Yesterday, I walked out into the barn to find that the loft pipes had thawed and ruptured and there was four to five inches of water in all of the stalls on one side of the barn. Patches and her babies had to be rescued from a high spot just like those Katrina victims on the rooftops, only without all of the "resources" made available through FEMA. I finally got the water turned off, and the water heater and plumbing drained, and most of the insulation downstairs tacked back up, and fans blowing to dry out the feed room, and maybe someday I might let Deb back into the barn to see what happened.

Einstein was right again. He said, "There are only two truly infinite things, the universe and stupidity. And I'm unsure about the universe."

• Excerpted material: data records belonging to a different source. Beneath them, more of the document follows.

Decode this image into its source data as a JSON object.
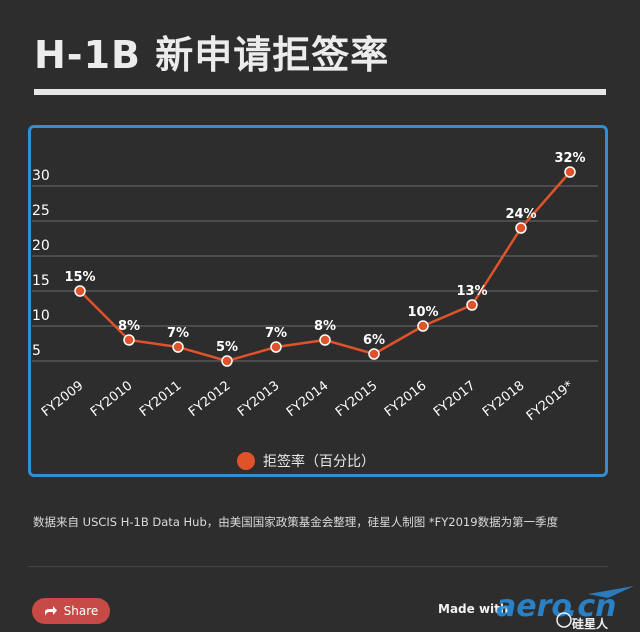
{
  "page": {
    "title": "H-1B 新申请拒签率",
    "source_note": "数据来自 USCIS H-1B Data Hub，由美国国家政策基金会整理，硅星人制图 *FY2019数据为第一季度",
    "share_label": "Share",
    "made_with_label": "Made with",
    "watermark_label": "硅星人"
  },
  "colors": {
    "accent": "#e0522a",
    "frame": "#2f8fd0",
    "background": "#2d2d2d",
    "share_button": "#c84a46"
  },
  "chart_data": {
    "type": "line",
    "title": "",
    "xlabel": "",
    "ylabel": "",
    "categories": [
      "FY2009",
      "FY2010",
      "FY2011",
      "FY2012",
      "FY2013",
      "FY2014",
      "FY2015",
      "FY2016",
      "FY2017",
      "FY2018",
      "FY2019*"
    ],
    "series": [
      {
        "name": "拒签率（百分比）",
        "values": [
          15,
          8,
          7,
          5,
          7,
          8,
          6,
          10,
          13,
          24,
          32
        ],
        "labels": [
          "15%",
          "8%",
          "7%",
          "5%",
          "7%",
          "8%",
          "6%",
          "10%",
          "13%",
          "24%",
          "32%"
        ]
      }
    ],
    "yticks": [
      "5",
      "10",
      "15",
      "20",
      "25",
      "30"
    ],
    "ylim": [
      3,
      34
    ],
    "grid": true,
    "legend_position": "bottom-center"
  }
}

Oh well. We'll try again next year. As Red Green says in his Man Prayer:

I'm a MAN...
But I can change...
If I have to...
I guess...


  1. This is such a clear description of the event and the chores involved. I'm glas I don't have to do any work, just enjoy the results.

  2. OK---I always thought goats were in my future....and now they have to be! Sooooo cute I can't stand it!

  3. Now Harry came in the warm weather but Kevin is two months old so what does that tell you? He was under a heat lamp in the barn for his first month.

    Harry was supposed to be born last month but his nanny had some trouble conceiving.

    Goats are erm, challenging at best.

  4. I think I have to print your last few lines for my husband. And he thinks he wants a few goats too.

  5. I've heard several people say those "pennies a day" heaters add up to big bills. Sorry to hear about the burst pipes. Yikes....

  6. Congrats on the two very adorable baby goats. I prefer the goats kid in warm weather but that is not always possible. This year for example, none of them were due until the middle of April and I thought for sure the weather would not be very cold but we did have some unusual cold weather while the does were kidding.

  7. What a wonderful story. I can just picture all that happening. I am looking forward to getting some goats in a few years when hubby retires. We will have to worry about keeping them cool!

  8. This is such a clear description of the event and the chores involved.